SalesCrunch also created a slide show touted as a “Support Document” for their tender offer. It has some fairly nasty direct attacks on WebEx and features some anti-WebEx rants gathered from a web forum. And surprise, surprise -- it seems to promote the use of SalesCrunch as a preferable web conferencing solution (although the slide show certainly couldn’t be a piece of sales/marketing collateral… After all, the contact email is given as pr@salescrunch, not sales@salescrunch!)
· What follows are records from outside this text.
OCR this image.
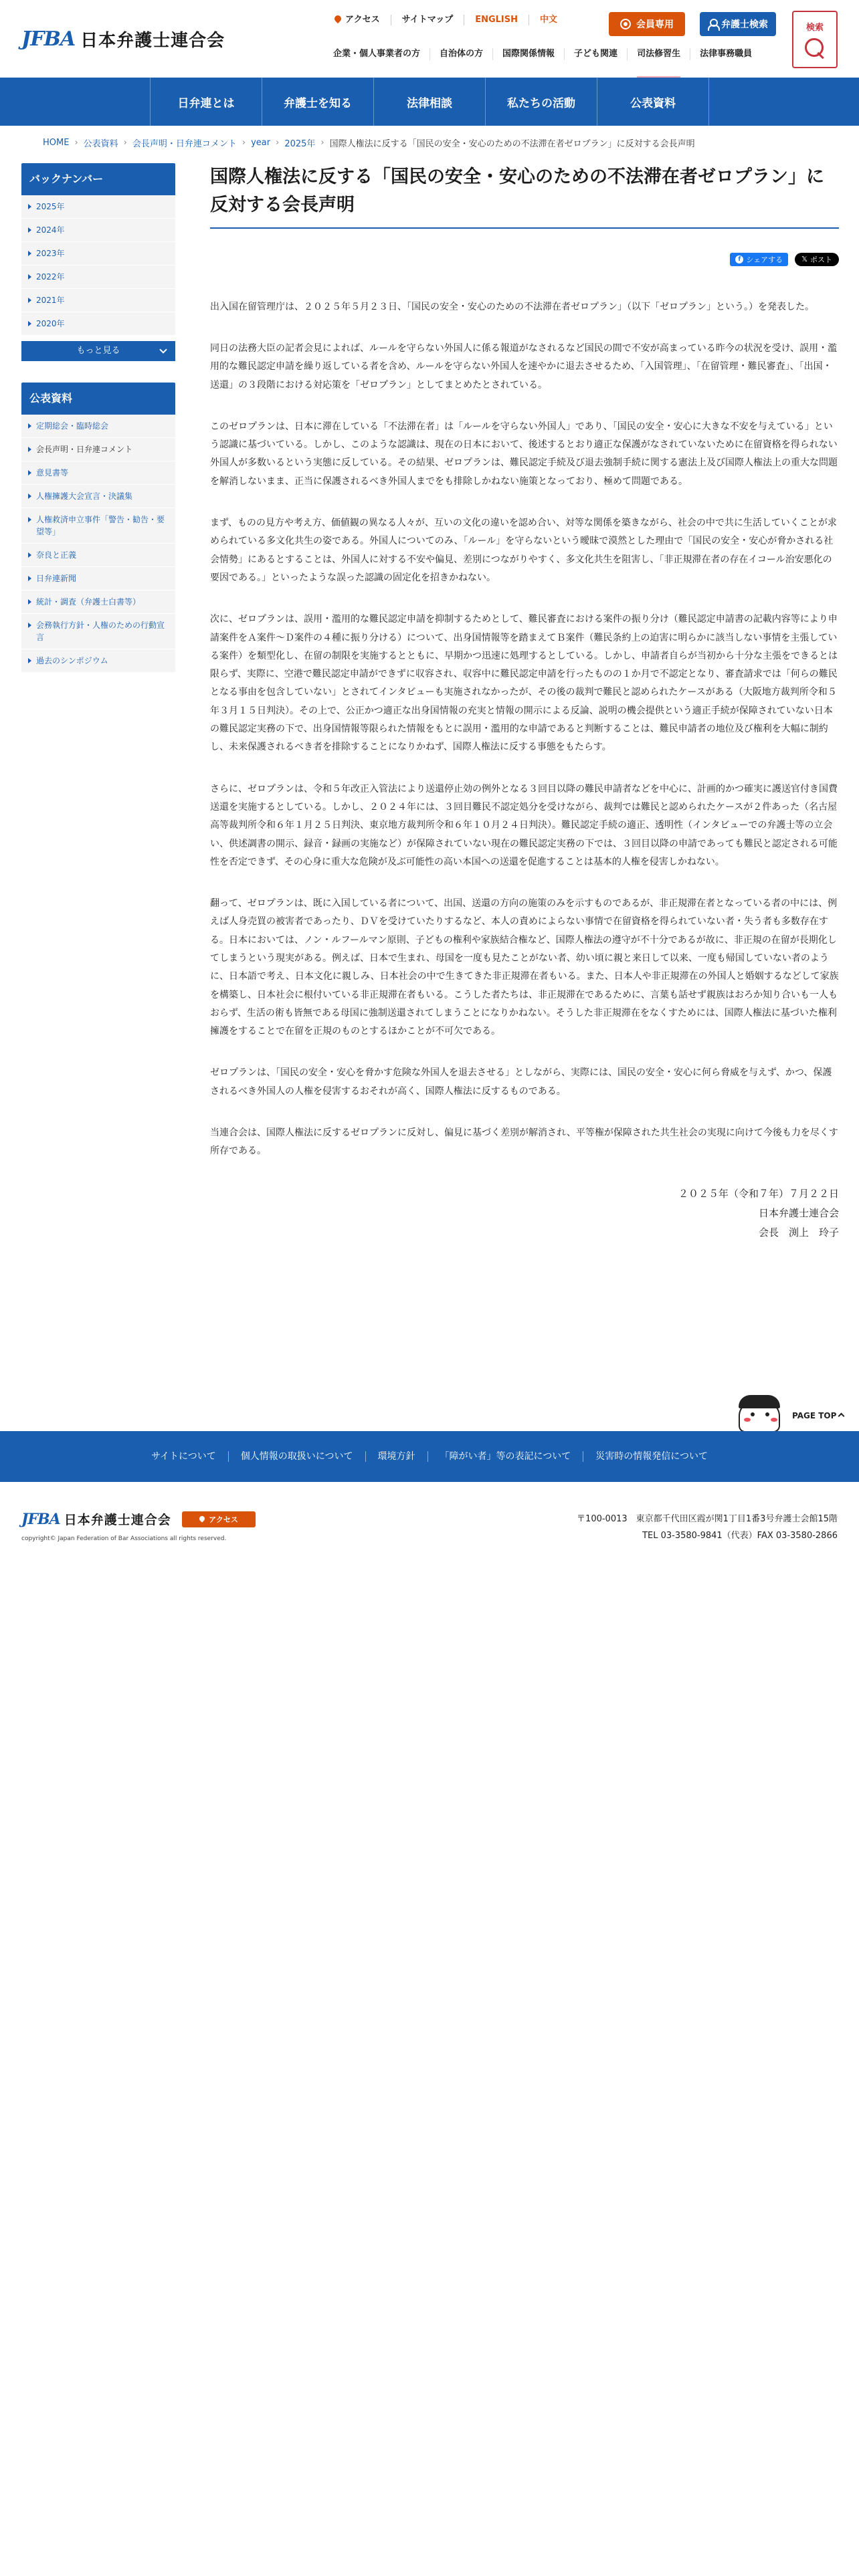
JFBA 日本弁護士連合会
アクセス	サイトマップ	ENGLISH	中文	会員専用	弁護士検索
企業・個人事業者の方	自治体の方	国際関係情報	子ども関連	司法修習生	法律事務職員
検索
日弁連とは	弁護士を知る	法律相談	私たちの活動	公表資料
HOME › 公表資料 › 会長声明・日弁連コメント › year › 2025年 › 国際人権法に反する「国民の安全・安心のための不法滞在者ゼロプラン」に反対する会長声明
バックナンバー
2025年
2024年
2023年
2022年
2021年
2020年
もっと見る
公表資料
定期総会・臨時総会
会長声明・日弁連コメント
意見書等
人権擁護大会宣言・決議集
人権救済申立事件「警告・勧告・要望等」
奈良と正義
日弁連新聞
統計・調査（弁護士白書等）
会務執行方針・人権のための行動宣言
過去のシンポジウム
国際人権法に反する「国民の安全・安心のための不法滞在者ゼロプラン」に反対する会長声明
f シェアする	𝕏 ポスト

出入国在留管理庁は、２０２５年５月２３日、「国民の安全・安心のための不法滞在者ゼロプラン」（以下「ゼロプラン」という。）を発表した。

同日の法務大臣の記者会見によれば、ルールを守らない外国人に係る報道がなされるなど国民の間で不安が高まっている昨今の状況を受け、誤用・濫用的な難民認定申請を繰り返している者を含め、ルールを守らない外国人を速やかに退去させるため、「入国管理」、「在留管理・難民審査」、「出国・送還」の３段階における対応策を「ゼロプラン」としてまとめたとされている。

このゼロプランは、日本に滞在している「不法滞在者」は「ルールを守らない外国人」であり、「国民の安全・安心に大きな不安を与えている」という認識に基づいている。しかし、このような認識は、現在の日本において、後述するとおり適正な保護がなされていないために在留資格を得られない外国人が多数いるという実態に反している。その結果、ゼロプランは、難民認定手続及び退去強制手続に関する憲法上及び国際人権法上の重大な問題を解消しないまま、正当に保護されるべき外国人までをも排除しかねない施策となっており、極めて問題である。

まず、ものの見方や考え方、価値観の異なる人々が、互いの文化の違いを認め合い、対等な関係を築きながら、社会の中で共に生活していくことが求められている多文化共生の姿である。外国人についてのみ、「ルール」を守らないという曖昧で漠然とした理由で「国民の安全・安心が脅かされる社会情勢」にあるとすることは、外国人に対する不安や偏見、差別につながりやすく、多文化共生を阻害し、「非正規滞在者の存在イコール治安悪化の要因である。」といったような誤った認識の固定化を招きかねない。

次に、ゼロプランは、誤用・濫用的な難民認定申請を抑制するためとして、難民審査における案件の振り分け（難民認定申請書の記載内容等により申請案件をＡ案件〜Ｄ案件の４種に振り分ける）について、出身国情報等を踏まえてＢ案件（難民条約上の迫害に明らかに該当しない事情を主張している案件）を類型化し、在留の制限を実施するとともに、早期かつ迅速に処理するとしている。しかし、申請者自らが当初から十分な主張をできるとは限らず、実際に、空港で難民認定申請ができずに収容され、収容中に難民認定申請を行ったものの１か月で不認定となり、審査請求では「何らの難民となる事由を包含していない」とされてインタビューも実施されなかったが、その後の裁判で難民と認められたケースがある（大阪地方裁判所令和５年３月１５日判決）。その上で、公正かつ適正な出身国情報の充実と情報の開示による反論、説明の機会提供という適正手続が保障されていない日本の難民認定実務の下で、出身国情報等限られた情報をもとに誤用・濫用的な申請であると判断することは、難民申請者の地位及び権利を大幅に制約し、未来保護されるべき者を排除することになりかねず、国際人権法に反する事態をもたらす。

さらに、ゼロプランは、令和５年改正入管法により送還停止効の例外となる３回目以降の難民申請者などを中心に、計画的かつ確実に護送官付き国費送還を実施するとしている。しかし、２０２４年には、３回目難民不認定処分を受けながら、裁判では難民と認められたケースが２件あった（名古屋高等裁判所令和６年１月２５日判決、東京地方裁判所令和６年１０月２４日判決）。難民認定手続の適正、透明性（インタビューでの弁護士等の立会い、供述調書の開示、録音・録画の実施など）が保障されていない現在の難民認定実務の下では、３回目以降の申請であっても難民と認定される可能性を否定できず、その心身に重大な危険が及ぶ可能性の高い本国への送還を促進することは基本的人権を侵害しかねない。

翻って、ゼロプランは、既に入国している者について、出国、送還の方向の施策のみを示すものであるが、非正規滞在者となっている者の中には、例えば人身売買の被害者であったり、ＤＶを受けていたりするなど、本人の責めによらない事情で在留資格を得られていない者・失う者も多数存在する。日本においては、ノン・ルフールマン原則、子どもの権利や家族結合権など、国際人権法の遵守が不十分であるが故に、非正規の在留が長期化してしまうという現実がある。例えば、日本で生まれ、母国を一度も見たことがない者、幼い頃に親と来日して以来、一度も帰国していない者のように、日本語で考え、日本文化に親しみ、日本社会の中で生きてきた非正規滞在者もいる。また、日本人や非正規滞在の外国人と婚姻するなどして家族を構築し、日本社会に根付いている非正規滞在者もいる。こうした者たちは、非正規滞在であるために、言葉も話せず親族はおろか知り合いも一人もおらず、生活の術も皆無である母国に強制送還されてしまうことになりかねない。そうした非正規滞在をなくすためには、国際人権法に基づいた権利擁護をすることで在留を正規のものとするほかことが不可欠である。

ゼロプランは、「国民の安全・安心を脅かす危険な外国人を退去させる」としながら、実際には、国民の安全・安心に何ら脅威を与えず、かつ、保護されるべき外国人の人権を侵害するおそれが高く、国際人権法に反するものである。

当連合会は、国際人権法に反するゼロプランに反対し、偏見に基づく差別が解消され、平等権が保障された共生社会の実現に向けて今後も力を尽くす所存である。

２０２５年（令和７年）７月２２日
日本弁護士連合会
会長　渕上　玲子
PAGE TOP
サイトについて	個人情報の取扱いについて	環境方針	「障がい者」等の表記について	災害時の情報発信について
JFBA 日本弁護士連合会	アクセス
copyright© Japan Federation of Bar Associations all rights reserved.
〒100-0013　東京都千代田区霞が関1丁目1番3号弁護士会館15階
TEL 03-3580-9841（代表）FAX 03-3580-2866
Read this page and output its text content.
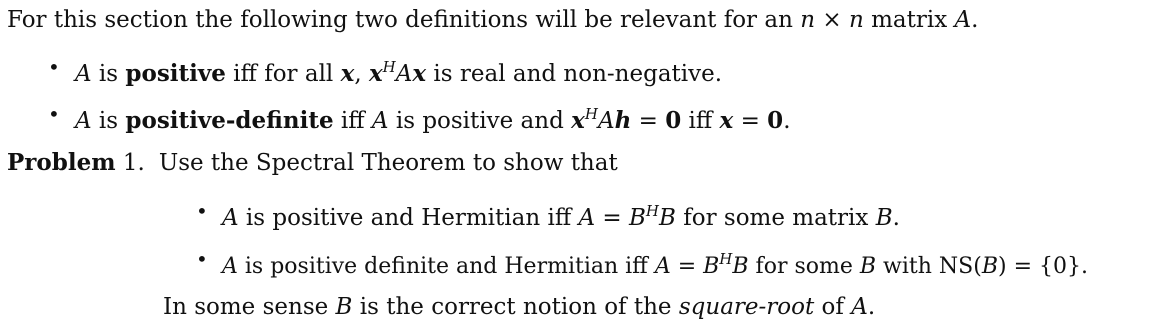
For this section the following two definitions will be relevant for an n × n matrix A.
• A is positive iff for all x, $x^HAx$ is real and non-negative.
• A is positive-definite iff A is positive and $x^HAh = 0$ iff x = 0.
Problem 1. Use the Spectral Theorem to show that
• A is positive and Hermitian iff $A = B^HB$ for some matrix B.
• A is positive definite and Hermitian iff $A = B^HB$ for some B with NS(B) = {0}.
In some sense B is the correct notion of the square-root of A.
SalesCrunch kept the ball rolling with another press release yesterday. In this one, they say they “may have inadvertently started a feud with the networking giant.” They highlight a screen shot showing that if you type “SalesCrunch” into a Google search, you see a paid ad for WebEx. I just tried it myself, and did not see the ad, so I can’t tell whether Cisco cancelled the keyword, hit a daily spending limit, or the screen shot was doctored.
But the little guy isn’t done with its jabs. They registered a domain name that redirects to their web site. That domain name? www.webexsucks.com
I wonder if this will all eventually build to the level of the Informix/Oracle billboard wars that I used to enjoy while driving along Highway 101 in the San Francisco Bay Area? There is an interesting summary in author Steve W. Martin’s telling of the story from the viewpoint of the smaller competitor: “By now, many at Informix wished the billboard wars had never started. It seemed we had awakened the eight-hundred pound gorilla and it was coming directly at us.”